Performance is typically measured by number of errors the rodent makes, i.e. the number of times it pokes its nose into a hole that does not contain the escape box. The rate of decline in the number of errors per trial can be calculated to represent a learning curve. Other performance values can also be measured, such as path length to the escape box, with a shorter path indicating fewer errors. Additionally, the strategy used by each rodent can be scored as random (randomly checking each hole), systematic (checking each hole in a pattern) or spatial (direct movement to the hole with the drop box).

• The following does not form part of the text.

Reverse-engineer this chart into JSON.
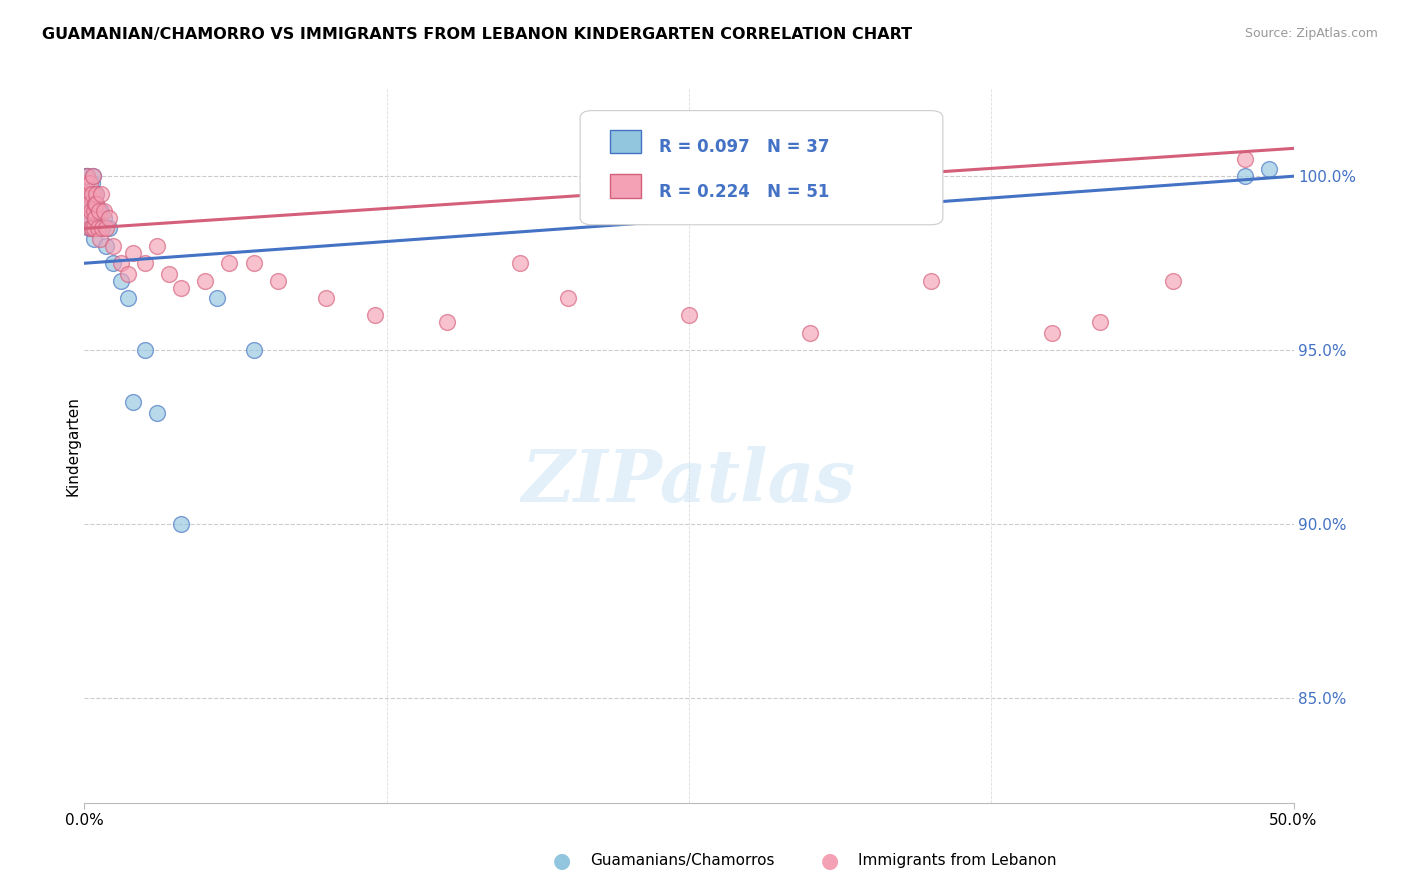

Due to the spatial nature of the Barnes Maze, damage to the hippocampus leads to deficits in performance of the task. An experiment done on Degu, a specific rodent species, showed that there can be sex differences in performance on the Barnes Maze. During the task training where encoding would occur, females used more frequently a spatial strategy, while males preferably applied either serial, random or opposite strategies. In addition, it was noted that the spatial retention ability of female rats was largely dependent on the phase of their estrus cycle. The differences between males and females are found during the encoding period but not during the storage, indicating that acquisition and consolidation are differently influenced by sex in the Degu species.
Comparison to other mazes
The Barnes maze is similar to the Morris water navigation task and to the radial arm maze task, but does not utilize a strong aversive stimulus (stress induced by swimming such as in the Morris water maze) or deprivation (food or water deprivation such as in the radial arm maze) as reinforcement. Behavioral tasks involving high levels of stress can influence the animal's performance on the task, making the Barnes maze ideal for eliminating stress-induced confounds. However, due to the lack of a strong aversive stimuli, some rodents may lack motivation to complete the task. Once acclimated to the maze, subjects may prefer to explore instead of complete the task. Using different parameters to analyze the data is important for avoiding this issue. Latency, path length to escape box, and number of errors to the first nose poke at the escape hole have been used as measures previously. Another drawback to the Barnes maze is that when testing multiple animals, scent cues left on the maze by the previous animal could alter the performance of subsequent subjects. This can be easily corrected by cleaning the maze after each trial.